Below is a comparison of a series circuit and parallel circuit.
Feynman’s insights or goofs?:
Feynman explains a series circuit as follows: “Suppose we have a more complicated circuit which has two pieces, which by themselves have certain impedances, Z1 and Z2 and we put them in series and apply a voltage. What happens? It is now a little more complicated, but if I is the current through Z1, the voltage difference across Z1, is V1 = IZ1; similarly, the voltage across Z2 is V2 = IZ2. The same current goes through both. Therefore the total voltage is the sum of the voltages across the two sections and is equal to V = V1 + V2 = (Z1 + Z2)I (Feynman et al., 1963, section 25–5 Series and parallel impedances).” Essentially, the electric current is the same through any components (resistors, capacitors, or inductors) that are in series. Thus, the total voltage through two components can be expressed as V = (Z1 + Z2) I.
In general, when we say that two resistors are in series, it means that they are connected end to end and the same electric current passes through them. In a sense, an electrical circuit that consists of only a battery and a resistor are also in series and it can be redrawn as shown below. Students should realize that the electric current that emerges from the battery (IA) is equal to the electric current after passing through the resistor (IB) and the electric current before passing through the resistor (IC).

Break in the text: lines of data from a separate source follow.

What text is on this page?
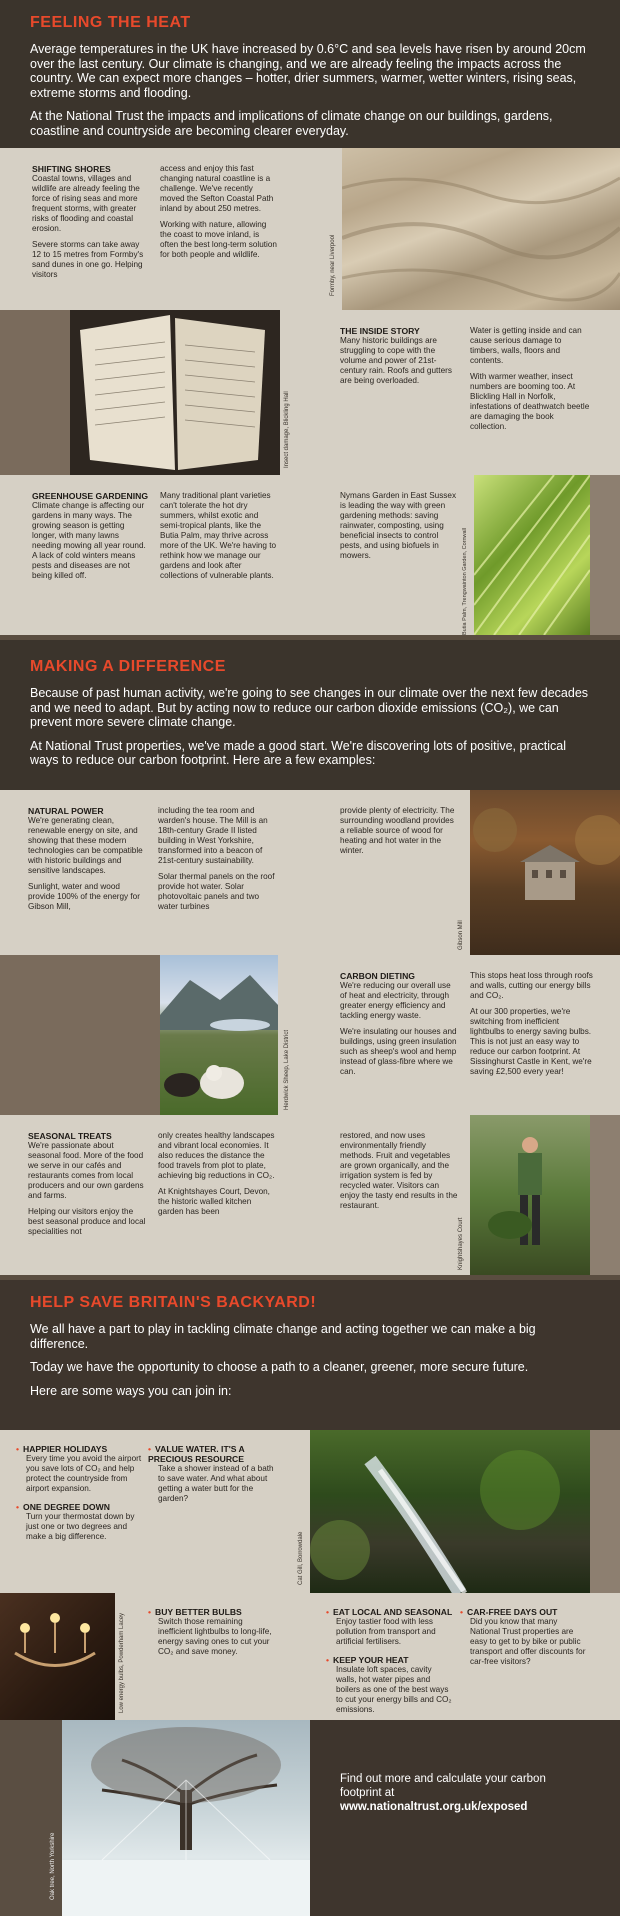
FEELING THE HEAT

Average temperatures in the UK have increased by 0.6°C and sea levels have risen by around 20cm over the last century. Our climate is changing, and we are already feeling the impacts across the country. We can expect more changes – hotter, drier summers, warmer, wetter winters, rising seas, extreme storms and flooding.

At the National Trust the impacts and implications of climate change on our buildings, gardens, coastline and countryside are becoming clearer everyday.

SHIFTING SHORES

Coastal towns, villages and wildlife are already feeling the force of rising seas and more frequent storms, with greater risks of flooding and coastal erosion.

Severe storms can take away 12 to 15 metres from Formby's sand dunes in one go. Helping visitors

access and enjoy this fast changing natural coastline is a challenge. We've recently moved the Sefton Coastal Path inland by about 250 metres.

Working with nature, allowing the coast to move inland, is often the best long-term solution for both people and wildlife.	Formby, near Liverpool
Insect damage, Blickling Hall
THE INSIDE STORY

Many historic buildings are struggling to cope with the volume and power of 21st-century rain. Roofs and gutters are being overloaded.

Water is getting inside and can cause serious damage to timbers, walls, floors and contents.

With warmer weather, insect numbers are booming too. At Blickling Hall in Norfolk, infestations of deathwatch beetle are damaging the book collection.

GREENHOUSE GARDENING

Climate change is affecting our gardens in many ways. The growing season is getting longer, with many lawns needing mowing all year round. A lack of cold winters means pests and diseases are not being killed off.

Many traditional plant varieties can't tolerate the hot dry summers, whilst exotic and semi-tropical plants, like the Butia Palm, may thrive across more of the UK. We're having to rethink how we manage our gardens and look after collections of vulnerable plants.

Nymans Garden in East Sussex is leading the way with green gardening methods: saving rainwater, composting, using beneficial insects to control pests, and using biofuels in mowers.	Butia Palm, Trengwainton Garden, Cornwall
MAKING A DIFFERENCE

Because of past human activity, we're going to see changes in our climate over the next few decades and we need to adapt. But by acting now to reduce our carbon dioxide emissions (CO₂), we can prevent more severe climate change.

At National Trust properties, we've made a good start. We're discovering lots of positive, practical ways to reduce our carbon footprint. Here are a few examples:

NATURAL POWER

We're generating clean, renewable energy on site, and showing that these modern technologies can be compatible with historic buildings and sensitive landscapes.

Sunlight, water and wood provide 100% of the energy for Gibson Mill,

including the tea room and warden's house. The Mill is an 18th-century Grade II listed building in West Yorkshire, transformed into a beacon of 21st-century sustainability.

Solar thermal panels on the roof provide hot water. Solar photovoltaic panels and two water turbines

provide plenty of electricity. The surrounding woodland provides a reliable source of wood for heating and hot water in the winter.

Gibson Mill
Herdwick Sheep, Lake District
CARBON DIETING

We're reducing our overall use of heat and electricity, through greater energy efficiency and tackling energy waste.

We're insulating our houses and buildings, using green insulation such as sheep's wool and hemp instead of glass-fibre where we can.

This stops heat loss through roofs and walls, cutting our energy bills and CO₂.

At our 300 properties, we're switching from inefficient lightbulbs to energy saving bulbs. This is not just an easy way to reduce our carbon footprint. At Sissinghurst Castle in Kent, we're saving £2,500 every year!

SEASONAL TREATS

We're passionate about seasonal food. More of the food we serve in our cafés and restaurants comes from local producers and our own gardens and farms.

Helping our visitors enjoy the best seasonal produce and local specialities not

only creates healthy landscapes and vibrant local economies. It also reduces the distance the food travels from plot to plate, achieving big reductions in CO₂.

At Knightshayes Court, Devon, the historic walled kitchen garden has been

restored, and now uses environmentally friendly methods. Fruit and vegetables are grown organically, and the irrigation system is fed by recycled water. Visitors can enjoy the tasty end results in the restaurant.

Knightshayes Court
HELP SAVE BRITAIN'S BACKYARD!

We all have a part to play in tackling climate change and acting together we can make a big difference.

Today we have the opportunity to choose a path to a cleaner, greener, more secure future.

Here are some ways you can join in:

• HAPPIER HOLIDAYS
Every time you avoid the airport you save lots of CO₂ and help protect the countryside from airport expansion.
• ONE DEGREE DOWN
Turn your thermostat down by just one or two degrees and make a big difference.
• VALUE WATER. IT'S A PRECIOUS RESOURCE
Take a shower instead of a bath to save water. And what about getting a water butt for the garden?
Cat Gill, Borrowdale
Low energy bulbs, Powderham Lacey
• BUY BETTER BULBS
Switch those remaining inefficient lightbulbs to long-life, energy saving ones to cut your CO₂ and save money.
• EAT LOCAL AND SEASONAL
Enjoy tastier food with less pollution from transport and artificial fertilisers.
• KEEP YOUR HEAT
Insulate loft spaces, cavity walls, hot water pipes and boilers as one of the best ways to cut your energy bills and CO₂ emissions.
• CAR-FREE DAYS OUT
Did you know that many National Trust properties are easy to get to by bike or public transport and offer discounts for car-free visitors?
Oak tree, North Yorkshire
Find out more and calculate your carbon footprint at
www.nationaltrust.org.uk/exposed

In addition, Feynman also explains a parallel circuit as follows: “[w]e may also connect them in another way, called a parallel connection. Now we see that a given voltage across the terminals if the connecting wires are perfect conductors, is effectively applied to both of the impedances, and will cause currents in each independently. Therefore the current through Z1 is equal to I1= V/Z1. The current in Z2 is I2 = V/Z2. It is the same voltage. Now the total current which is supplied to the terminals is the sum of the currents in the two sections: I = V/Z1 + V/Z2 (Feynman et al., 1963, section 25–5 Series and parallel impedances).” In other words, it is the potential differences (or voltage differences) across the components in parallel that are the same instead of the electric current.

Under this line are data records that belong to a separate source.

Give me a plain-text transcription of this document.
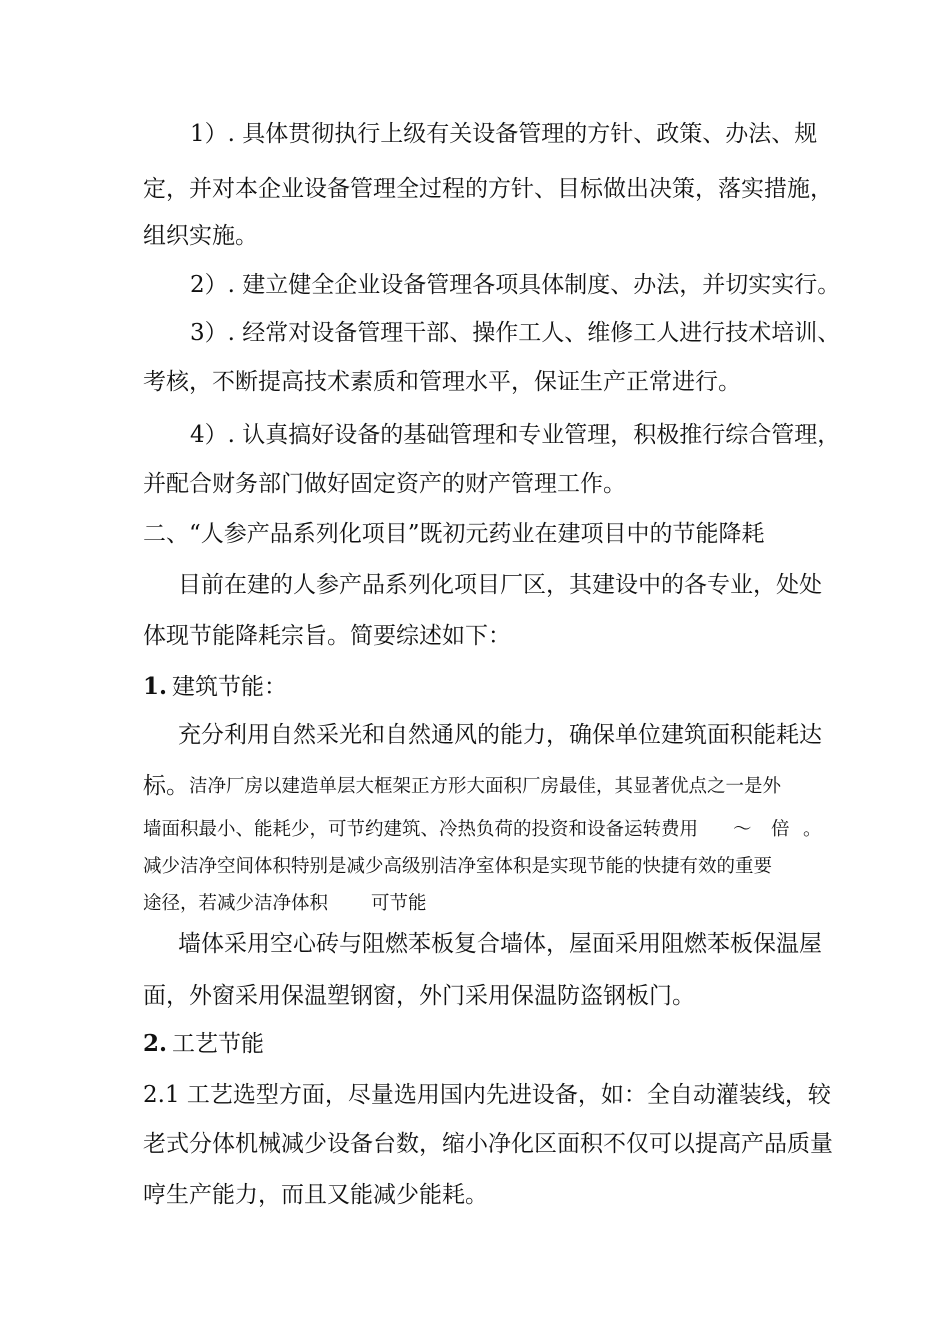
1）. 具体贯彻执行上级有关设备管理的方针、政策、办法、规
定，并对本企业设备管理全过程的方针、目标做出决策，落实措施，
组织实施。
2）. 建立健全企业设备管理各项具体制度、办法，并切实实行。
3）. 经常对设备管理干部、操作工人、维修工人进行技术培训、
考核，不断提高技术素质和管理水平，保证生产正常进行。
4）. 认真搞好设备的基础管理和专业管理，积极推行综合管理，
并配合财务部门做好固定资产的财产管理工作。
二、“人参产品系列化项目”既初元药业在建项目中的节能降耗
目前在建的人参产品系列化项目厂区，其建设中的各专业，处处
体现节能降耗宗旨。简要综述如下：
1. 建筑节能：
充分利用自然采光和自然通风的能力，确保单位建筑面积能耗达
标。 洁净厂房以建造单层大框架正方形大面积厂房最佳，其显著优点之一是外
墙面积最小、能耗少，可节约建筑、冷热负荷的投资和设备运转费用 ～ 倍 。
减少洁净空间体积特别是减少高级别洁净室体积是实现节能的快捷有效的重要
途径，若减少洁净体积 可节能
墙体采用空心砖与阻燃苯板复合墙体，屋面采用阻燃苯板保温屋
面，外窗采用保温塑钢窗，外门采用保温防盗钢板门。
2. 工艺节能
2.1 工艺选型方面，尽量选用国内先进设备，如：全自动灌装线，较
老式分体机械减少设备台数，缩小净化区面积不仅可以提高产品质量
哼生产能力，而且又能减少能耗。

On the other hand, when we say that two resistors are in parallel, it means that the terminals of the two resistors are connected to the same two points such that their potential differences are the same. Interestingly, the electrical circuit that consists of a battery and a resistor are also in parallel and it can be redrawn as shown below. Students should realize that the potential differences across the battery and the resistor are the same. Furthermore, the potential difference between any point in blue and any point in red are the same.
References:
1. Feynman, R. P., Leighton, R. B., & Sands, M. (1963). The Feynman Lectures on Physics, Vol I: Mainly mechanics, radiation, and heat. Reading, MA: Addison-Wesley.
1. Feynman, R. P., Leighton, R. B., & Sands, M. (1963). The Feynman Lectures on Physics, Vol I: Mainly mechanics, radiation, and heat. Reading, MA: Addison-Wesley.